Anthem’s ER claims denials increased sharply last year following an announcement that the insurer would restrict coverage for what it deemed to be nonemergent visits.
But those denials have plummeted this year after Anthem scaled back its policy following blowback from physician groups and lawmakers, according to a new report.
The report, released by Sen. Claire McCaskill, D-Mo., on Thursday, also shows the insurer overturned the majority of its denials during the initial rollout of the program, an indication that many of those claims were denied in error. McCaskill released the report based on data provided by Anthem following her request for information late last year.
According to the report, Anthem denied more than 12,000 ER claims in Missouri, Kentucky and Georgia between July 2017 and December 2017, representing 5.8% of ER claims. The rate of denials spiked in the months after Anthem announced a new policy to review ER claims for nonemergent services, but then tapered off from January 2018 through March 2018 after Anthem altered its policy by expanding its list of “always pay exceptions.”
“This appears to have been an example of an insurance company looking for ways to save a buck at the expense of their patients, only to then reverse course to try and save face once folks noticed and called them out—and I will continue digging in to make sure this reversal is not short-lived,” said McCaskill.
Notably, the percentage of claim denials that were overturned after appeal increased between July 2017 and November 2017, reaching 79% in both Kentucky and Georgia.
“These findings indicate Anthem may have pursued an overly restrictive initial approach to reviewing ER claims and may have failed to equip employees with the proper training to apply company policies correctly,” the report stated.
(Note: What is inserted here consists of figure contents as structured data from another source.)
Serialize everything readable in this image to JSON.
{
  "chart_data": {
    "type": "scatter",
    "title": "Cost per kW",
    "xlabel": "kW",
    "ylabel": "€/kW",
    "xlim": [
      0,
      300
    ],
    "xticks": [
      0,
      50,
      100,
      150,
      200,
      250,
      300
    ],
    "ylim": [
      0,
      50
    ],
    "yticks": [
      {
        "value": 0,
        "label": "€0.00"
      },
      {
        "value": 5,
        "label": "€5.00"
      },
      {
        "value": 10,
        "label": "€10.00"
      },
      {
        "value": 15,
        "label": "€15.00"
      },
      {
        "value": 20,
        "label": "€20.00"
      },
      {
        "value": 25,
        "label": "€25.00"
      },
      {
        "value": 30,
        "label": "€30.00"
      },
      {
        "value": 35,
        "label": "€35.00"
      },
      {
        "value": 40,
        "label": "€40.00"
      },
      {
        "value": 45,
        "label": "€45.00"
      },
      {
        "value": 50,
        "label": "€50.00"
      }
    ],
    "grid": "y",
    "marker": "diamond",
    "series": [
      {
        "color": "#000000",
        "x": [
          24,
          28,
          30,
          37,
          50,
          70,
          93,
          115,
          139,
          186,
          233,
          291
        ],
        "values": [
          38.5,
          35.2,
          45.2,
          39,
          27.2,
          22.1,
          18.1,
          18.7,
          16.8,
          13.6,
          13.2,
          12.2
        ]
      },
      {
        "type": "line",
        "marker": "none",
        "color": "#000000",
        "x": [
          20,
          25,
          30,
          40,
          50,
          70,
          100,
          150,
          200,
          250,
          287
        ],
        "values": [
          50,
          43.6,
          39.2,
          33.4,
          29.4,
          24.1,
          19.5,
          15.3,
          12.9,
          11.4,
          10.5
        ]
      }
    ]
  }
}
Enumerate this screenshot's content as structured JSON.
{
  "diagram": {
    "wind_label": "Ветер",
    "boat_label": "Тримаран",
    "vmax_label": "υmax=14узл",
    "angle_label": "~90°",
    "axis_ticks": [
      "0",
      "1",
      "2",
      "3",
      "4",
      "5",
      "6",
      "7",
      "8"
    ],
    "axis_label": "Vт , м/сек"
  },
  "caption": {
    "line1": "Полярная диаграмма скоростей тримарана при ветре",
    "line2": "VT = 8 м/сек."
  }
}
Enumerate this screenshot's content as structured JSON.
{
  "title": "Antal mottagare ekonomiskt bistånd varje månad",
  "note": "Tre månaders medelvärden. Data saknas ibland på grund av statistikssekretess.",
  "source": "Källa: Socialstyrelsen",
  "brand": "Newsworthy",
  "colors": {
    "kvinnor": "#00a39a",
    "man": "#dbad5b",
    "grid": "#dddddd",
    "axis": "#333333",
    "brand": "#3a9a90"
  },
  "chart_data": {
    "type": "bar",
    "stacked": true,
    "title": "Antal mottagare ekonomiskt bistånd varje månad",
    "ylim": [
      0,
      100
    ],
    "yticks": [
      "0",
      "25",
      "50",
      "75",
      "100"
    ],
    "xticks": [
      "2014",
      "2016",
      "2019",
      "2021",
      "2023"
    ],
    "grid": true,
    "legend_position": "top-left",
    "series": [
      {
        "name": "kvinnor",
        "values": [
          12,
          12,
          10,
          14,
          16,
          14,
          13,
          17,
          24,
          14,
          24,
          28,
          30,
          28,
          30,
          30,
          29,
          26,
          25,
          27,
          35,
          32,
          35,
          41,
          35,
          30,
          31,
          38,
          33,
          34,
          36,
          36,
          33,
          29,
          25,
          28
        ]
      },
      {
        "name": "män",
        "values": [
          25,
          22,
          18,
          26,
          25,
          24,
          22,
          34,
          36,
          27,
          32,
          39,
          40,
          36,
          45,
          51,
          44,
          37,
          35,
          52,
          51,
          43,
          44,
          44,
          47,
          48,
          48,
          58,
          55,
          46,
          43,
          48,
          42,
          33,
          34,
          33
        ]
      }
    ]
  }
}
The report comes days after the American College of Emergency Physicians (ACEP) and the Medial Association of Georgia sued Anthem over its new policy, arguing that it violates federal law. McCaskill’s office reviewed data from three states where the policy was initially rolled out. Anthem has since implemented the policy in three additional states—Indiana, Ohio and New Hampshire.
In a statement to FierceHealthcare, Anthem said the program’s denial rate aligns with findings from the Centers for Disease Control and Prevention (CDC) that shows 5.5% of all ER visits are for non-urgent care. The insurer said the policy changes are meant to “encourage consumers to receive care in the most appropriate setting” and reduce that trend of inappropriate ER usage which comes at a significantly higher cost.
“Anthem is committed to our avoidable ER program because the costs of treating non-emergency ailments in the ER has an impact on the cost of healthcare for consumers, employers and the healthcare system as a whole,” the company said in a statement. “Anthem has made, and will continue to make, enhancements to ensure consumers are receiving the right care at the right place and time.
“Anthem announced earlier this year that we are applying the new and enhanced procedures to previously denied claims and will overturn decisions where the new procedures would have resulted in an approval. Over the past several months, we have been focused on the re–review process and putting the enhancements in place.”
The policy has caused significant blowback from provider groups and some lawmakers. McCaskill has emerged as a leading critic of the insurer’s policy, issuing a letter (PDF) to Department of Health and Humans Services Secretary Alex Azar in March, asking him to look into Anthem’s ER policy and potential violations of federal law.